Kilgo says that conferences like the LGBTQ Micro-Conference not only brings people together from the community and allows for discussion of important topics, but also creates the potential for sustained action.  

“It is extremely important to educate teachers and institutional leaders about LGBTQ+ students. If more people are educated about LGBTQ+ identities, a more aware community can emerge. Simply knowing that a faculty member or institutional leader understands your identity or experience can make a difference in how a student feels they belong at an institution,” says Kilgo.  

Creating safer, stronger communities 

The college offers conferences, workshops, and also created an LGBTQ Counseling Clinic in the Family and Couple Therapy Program in 2012. The clinic is run by assistant professor Jacob Priest and serves hundreds of patients from across the Midwest.  

 

Jacob Priest teaches

“Part of why our clinic focuses on community outreach, whether that be through professional development, presenting at national conferences, or working with advocates in the state, is to translate this knowledge so we can have safer and inclusive spaces,” Priest says. “When we do that, we help make communities safer and stronger, and we help improve the mental and physical health of Iowans, not only LGBTQ Iowans, but all Iowans.”  

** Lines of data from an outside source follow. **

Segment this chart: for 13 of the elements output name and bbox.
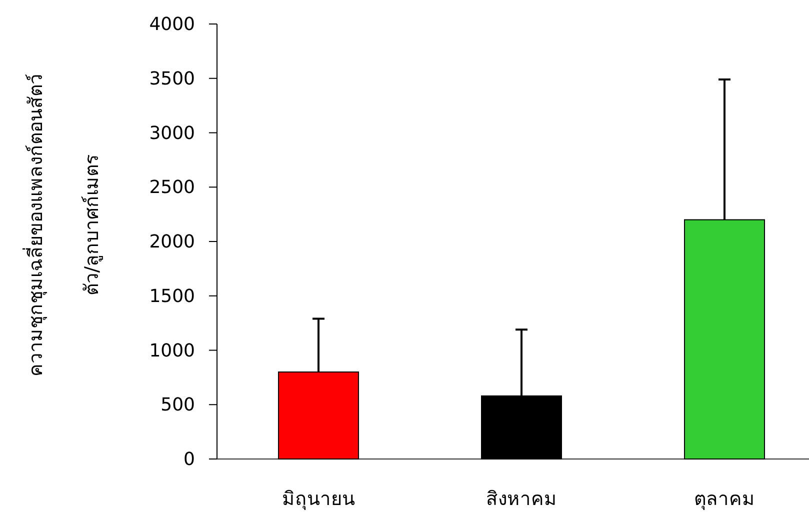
y-tick-label: 1000 [149,340,195,362]
y-tick-label: 4000 [149,14,195,35]
y-tick-label: 1500 [149,286,195,307]
y-tick-label: 2000 [149,232,195,252]
y-tick-label: 0 [184,449,195,470]
y-tick-label: 500 [160,394,195,416]
y-tick-label: 3500 [149,68,195,90]
text: ความชุกชุมเฉลี่ยของแพลงก์ตอนสัตว์ ตัว/ลูกบาศก์เมตร [25,74,103,376]
x-tick-label: มิถุนายน [282,488,355,511]
y-tick-label: 2500 [149,177,195,198]
x-tick-label: สิงหาคม [486,488,557,510]
y-tick-label: 3000 [149,122,195,144]
x-tick-label: ตุลาคม [694,488,755,511]
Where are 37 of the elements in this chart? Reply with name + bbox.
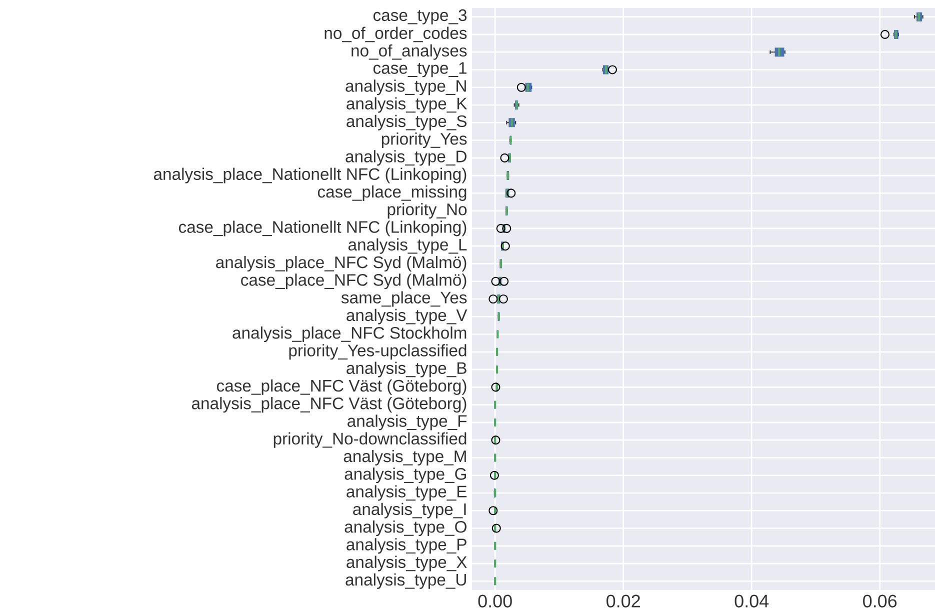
y-tick-label: analysis_place_Nationellt NFC (Linkoping) bbox=[154, 168, 466, 184]
x-tick-label: 0.00 bbox=[478, 594, 512, 608]
y-tick-label: no_of_order_codes bbox=[324, 26, 467, 42]
y-tick-label: analysis_type_N bbox=[346, 80, 466, 96]
x-tick-label: 0.06 bbox=[863, 594, 897, 608]
y-tick-label: case_place_missing bbox=[318, 185, 466, 201]
y-tick-label: analysis_type_K bbox=[346, 97, 468, 113]
y-tick-label: case_type_3 bbox=[373, 9, 467, 24]
y-tick-label: analysis_type_G bbox=[344, 468, 466, 484]
y-tick-label: analysis_type_V bbox=[346, 308, 468, 324]
y-tick-label: analysis_type_F bbox=[348, 414, 467, 430]
y-tick-label: priority_Yes bbox=[382, 132, 467, 148]
y-tick-label: priority_No bbox=[388, 203, 467, 219]
y-tick-label: no_of_analyses bbox=[352, 44, 467, 60]
y-tick-label: analysis_place_NFC Väst (Göteborg) bbox=[192, 397, 466, 413]
y-tick-label: analysis_type_I bbox=[353, 502, 466, 518]
y-tick-label: case_place_Nationellt NFC (Linkoping) bbox=[178, 220, 466, 236]
y-tick-label: analysis_place_NFC Stockholm bbox=[232, 326, 466, 342]
y-tick-label: same_place_Yes bbox=[341, 291, 467, 307]
y-tick-label: analysis_type_S bbox=[346, 114, 467, 130]
y-tick-label: analysis_place_NFC Syd (Malmö) bbox=[216, 256, 466, 272]
y-tick-label: case_place_NFC Syd (Malmö) bbox=[241, 274, 466, 290]
y-tick-label: priority_No-downclassified bbox=[274, 432, 466, 448]
y-tick-label: priority_Yes-upclassified bbox=[289, 344, 466, 360]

The clinic is also one of the only designated locations in eastern Iowa that is a referral source for letters of support, a requirement that transgender patients must obtain before undergoing hormone replacement therapy or gender-affirming surgery. The clinic has a formal partnership with the UI Health Care LGBTQ Clinic, and has provided more than 150 letters of support for transgender clients.  

“One of the best things we can do for mental health is letting people live their authentic lives. Research has shown that if we create inclusive spaces for LGBTQ individuals and give them the medical intervention they need, they can live happy and fulfilled lives,” Priest says. “If we have those safe, inclusive spaces, everyone benefits.”  

Priest also places an emphasis on educating future counselors to work with LGBTQ patients.  

“We’re training future supervisors and instructors so they can not only take and use what they have learned here with their current clients, but they can teach other students. And then those students become supervisors and instructors. They have the knowledge, so hopefully it can just permeate out,” says Priest.  

Priest has trained about 200 mental health professionals across several eastern Iowa communities in the 2017-18 academic year. Part of this training is focused on intersectionality, which means understanding the way multiple identities intersect. Many mental health care providers will exclusively discuss a patient's sexual orientation or gender identity, or completely disregard it, instead of looking at the whole person, says Priest.  

“It’s about seeing LGBTQ individuals as people. They have hopes and dreams and fears and problems just like everybody else,” says Priest. “Their sexual orientation or gender identity is a part of who they are, but it isn’t the whole person. Getting to know and understand the whole person is really important.”